Bugün bile birçok yere elektrik verilemezken, verilen yerlere abonelik için seyyar sayaçlar takıldı. Telefon ve elektriğin stratejik önemi olduğunu ve bu nedenle özelleştirilmemesi gerektiğini savunduk. MHP Gen Bşk Sayın Bahçeli’nin de vurguladığı gibi elektrik mutlaka yeniden kamulaştırılmalıdır. Özel sektörle olamayacağı görüldü, kamulaştırılması için daha ne olması bekleniyor. Akşam yüksek bir yerden bakın Samsun’da bile yeterince aydınlatma yapılamıyor, her yer korku filmi platosu gibi.
Hazine ve Maliye Bakanlığı, TBMM’den geçirdiği düzenlemeyle 2019’da Türkiye Cumhuriyet Merkez Bankası'nda tutulan‘yedek akçe’nin bütçeye aktarılmasını sağladı. Yedek akçe (ihtiyat akçesi, kara gün parası) olarak isimlendirilen devletin, dara, zora düştüğünde kullanacağı 50 milyar lira ak günlerde kullanıldı. Kara gün gelince vatandaşa para yerine hesap (iban) numarası gönderildi.
Devletin tüm imkanları; çadırından, konteynerine, afet evlerine kadar her şey özellikle Suriyeliler olmak üzere geçici sığınmacılar için seferber edildiği için depremzedelerin enkaz altında kalanları gibi dışarıdakiler de mağduriyet yaşıyor.
Birleşmiş Milletler Kalkınma Programı Türkiye’de Depremin hasarının 100 milyar doları aşacağını tahmin ederken, 2,7 milyon kişinin yerineden olduğunu, 600 bine yakın bina ve iş yerinin yıkıldığını belirtti.
Türkiye İnşaat Malzemesi Sanayicileri imar faaliyetlerinin 46 milyar dolar, kullanılamayacak durumdaki 550 bin binanın yeniden yapılması için 28,9 milyar dolar, altyapı için ise 2,6 milyar dolar gerektiğini söylüyor.
Sonuçta geldiğimiz noktada yapılmaması gerekirken yapılanlar da yapılması gerekirken yapılmayanların da bir siyasi tercih olduğu açık ve seçik ortadır. Siyaset, depreme neden olmamıştır, ancak felaketle sonuçlanmasının asıl sebebidir.

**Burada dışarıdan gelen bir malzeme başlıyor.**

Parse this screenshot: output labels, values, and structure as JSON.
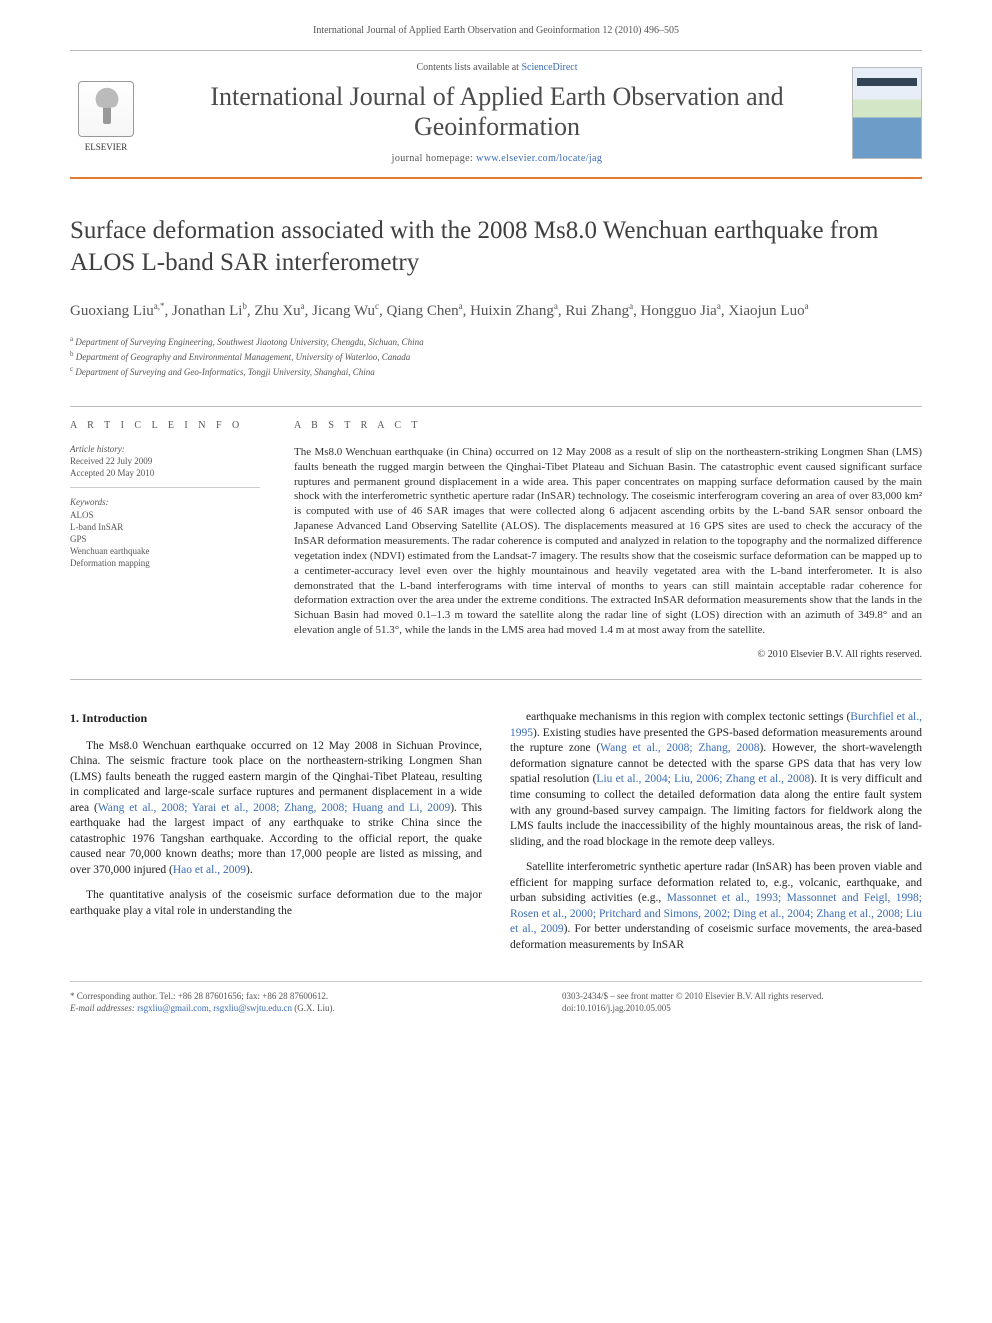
{
  "header": {
    "citation": "International Journal of Applied Earth Observation and Geoinformation 12 (2010) 496–505",
    "contents_line": "Contents lists available at ",
    "contents_link": "ScienceDirect",
    "journal_name": "International Journal of Applied Earth Observation and Geoinformation",
    "homepage_label": "journal homepage: ",
    "homepage_url": "www.elsevier.com/locate/jag",
    "publisher_logo_text": "ELSEVIER",
    "accent_color": "#e37933",
    "link_color": "#3a6cb5"
  },
  "article": {
    "title": "Surface deformation associated with the 2008 Ms8.0 Wenchuan earthquake from ALOS L-band SAR interferometry",
    "authors_raw": "Guoxiang Liu",
    "authors": [
      {
        "name": "Guoxiang Liu",
        "mark": "a,*"
      },
      {
        "name": "Jonathan Li",
        "mark": "b"
      },
      {
        "name": "Zhu Xu",
        "mark": "a"
      },
      {
        "name": "Jicang Wu",
        "mark": "c"
      },
      {
        "name": "Qiang Chen",
        "mark": "a"
      },
      {
        "name": "Huixin Zhang",
        "mark": "a"
      },
      {
        "name": "Rui Zhang",
        "mark": "a"
      },
      {
        "name": "Hongguo Jia",
        "mark": "a"
      },
      {
        "name": "Xiaojun Luo",
        "mark": "a"
      }
    ],
    "affiliations": [
      {
        "mark": "a",
        "text": "Department of Surveying Engineering, Southwest Jiaotong University, Chengdu, Sichuan, China"
      },
      {
        "mark": "b",
        "text": "Department of Geography and Environmental Management, University of Waterloo, Canada"
      },
      {
        "mark": "c",
        "text": "Department of Surveying and Geo-Informatics, Tongji University, Shanghai, China"
      }
    ]
  },
  "info": {
    "heading": "A R T I C L E  I N F O",
    "history_label": "Article history:",
    "received": "Received 22 July 2009",
    "accepted": "Accepted 20 May 2010",
    "keywords_label": "Keywords:",
    "keywords": [
      "ALOS",
      "L-band InSAR",
      "GPS",
      "Wenchuan earthquake",
      "Deformation mapping"
    ]
  },
  "abstract": {
    "heading": "A B S T R A C T",
    "text": "The Ms8.0 Wenchuan earthquake (in China) occurred on 12 May 2008 as a result of slip on the northeastern-striking Longmen Shan (LMS) faults beneath the rugged margin between the Qinghai-Tibet Plateau and Sichuan Basin. The catastrophic event caused significant surface ruptures and permanent ground displacement in a wide area. This paper concentrates on mapping surface deformation caused by the main shock with the interferometric synthetic aperture radar (InSAR) technology. The coseismic interferogram covering an area of over 83,000 km² is computed with use of 46 SAR images that were collected along 6 adjacent ascending orbits by the L-band SAR sensor onboard the Japanese Advanced Land Observing Satellite (ALOS). The displacements measured at 16 GPS sites are used to check the accuracy of the InSAR deformation measurements. The radar coherence is computed and analyzed in relation to the topography and the normalized difference vegetation index (NDVI) estimated from the Landsat-7 imagery. The results show that the coseismic surface deformation can be mapped up to a centimeter-accuracy level even over the highly mountainous and heavily vegetated area with the L-band interferometer. It is also demonstrated that the L-band interferograms with time interval of months to years can still maintain acceptable radar coherence for deformation extraction over the area under the extreme conditions. The extracted InSAR deformation measurements show that the lands in the Sichuan Basin had moved 0.1–1.3 m toward the satellite along the radar line of sight (LOS) direction with an azimuth of 349.8° and an elevation angle of 51.3°, while the lands in the LMS area had moved 1.4 m at most away from the satellite.",
    "copyright": "© 2010 Elsevier B.V. All rights reserved."
  },
  "body": {
    "section_number": "1.",
    "section_title": "Introduction",
    "p1a": "The Ms8.0 Wenchuan earthquake occurred on 12 May 2008 in Sichuan Province, China. The seismic fracture took place on the northeastern-striking Longmen Shan (LMS) faults beneath the rugged eastern margin of the Qinghai-Tibet Plateau, resulting in complicated and large-scale surface ruptures and permanent displacement in a wide area (",
    "p1_link1": "Wang et al., 2008; Yarai et al., 2008; Zhang, 2008; Huang and Li, 2009",
    "p1b": "). This earthquake had the largest impact of any earthquake to strike China since the catastrophic 1976 Tangshan earthquake. According to the official report, the quake caused near 70,000 known deaths; more than 17,000 people are listed as missing, and over 370,000 injured (",
    "p1_link2": "Hao et al., 2009",
    "p1c": ").",
    "p2": "The quantitative analysis of the coseismic surface deformation due to the major earthquake play a vital role in understanding the",
    "p3a": "earthquake mechanisms in this region with complex tectonic settings (",
    "p3_link1": "Burchfiel et al., 1995",
    "p3b": "). Existing studies have presented the GPS-based deformation measurements around the rupture zone (",
    "p3_link2": "Wang et al., 2008; Zhang, 2008",
    "p3c": "). However, the short-wavelength deformation signature cannot be detected with the sparse GPS data that has very low spatial resolution (",
    "p3_link3": "Liu et al., 2004; Liu, 2006; Zhang et al., 2008",
    "p3d": "). It is very difficult and time consuming to collect the detailed deformation data along the entire fault system with any ground-based survey campaign. The limiting factors for fieldwork along the LMS faults include the inaccessibility of the highly mountainous areas, the risk of land-sliding, and the road blockage in the remote deep valleys.",
    "p4a": "Satellite interferometric synthetic aperture radar (InSAR) has been proven viable and efficient for mapping surface deformation related to, e.g., volcanic, earthquake, and urban subsiding activities (e.g., ",
    "p4_link1": "Massonnet et al., 1993; Massonnet and Feigl, 1998; Rosen et al., 2000; Pritchard and Simons, 2002; Ding et al., 2004; Zhang et al., 2008; Liu et al., 2009",
    "p4b": "). For better understanding of coseismic surface movements, the area-based deformation measurements by InSAR"
  },
  "footer": {
    "corr_label": "* Corresponding author. Tel.: +86 28 87601656; fax: +86 28 87600612.",
    "email_label": "E-mail addresses:",
    "email1": "rsgxliu@gmail.com",
    "email2": "rsgxliu@swjtu.edu.cn",
    "email_tail": " (G.X. Liu).",
    "issn_line": "0303-2434/$ – see front matter © 2010 Elsevier B.V. All rights reserved.",
    "doi_label": "doi:",
    "doi": "10.1016/j.jag.2010.05.005"
  }
}
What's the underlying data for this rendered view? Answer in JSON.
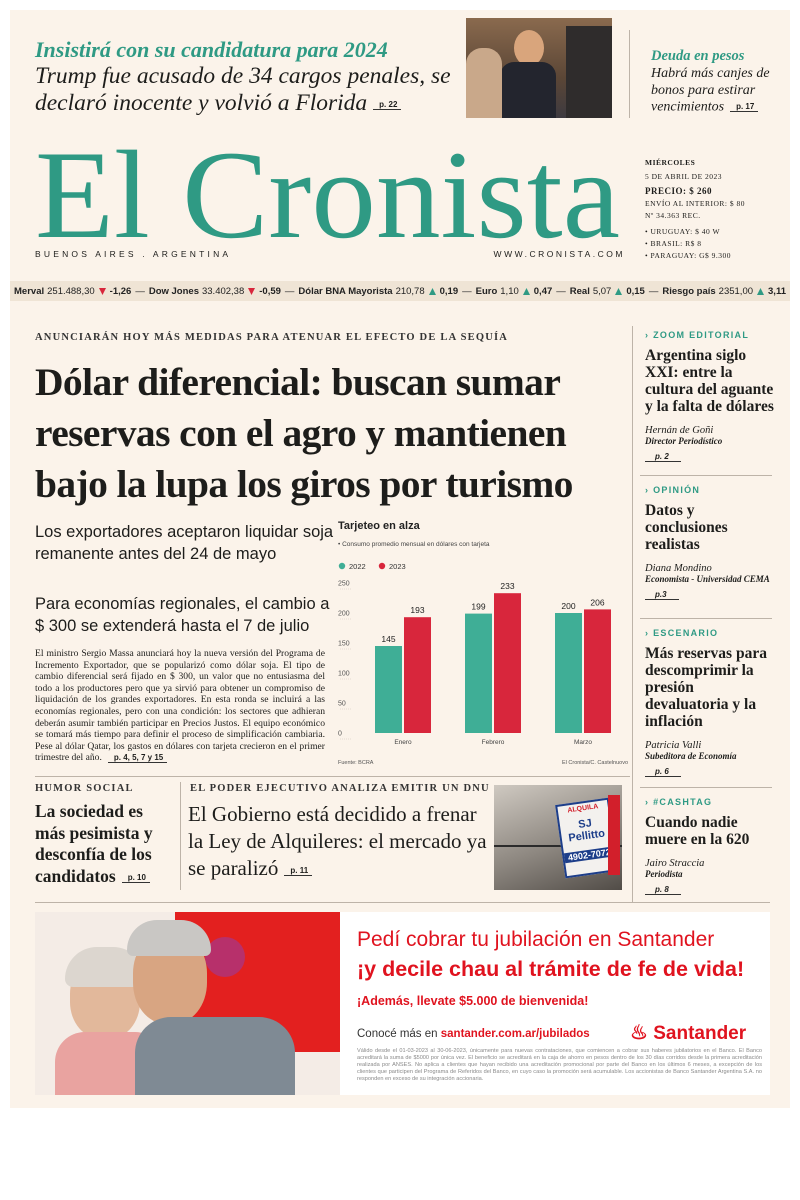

20 yıldır alınmayan ders ne zaman alınacak? Deprem sırasında siyaset yapmak, kaybolanı kaybolduğu yerde aramak kadar doğru ve meşrudur. Sokak aydınlık diye bodrumda kaybettiğini sokakta arayan, aradığını bulamaz. En iyi eğitim uygulamalı eğitimdir ki bunun yeri uygulama alanıdır. Bir taraftan yaralar sarılırken diğer taraftan depremle ilgili siyaset yapılacak. Şimdi yapılmazsa ne zaman yapılacak? Hiç mi yapılmasın, unutulsun mu bunca hata, ihmal? Kızılay’ın aymazlığını, sorumluların vurdumduymazlığını unutturalım mı? Unutmayacağı, unutturmayacağız!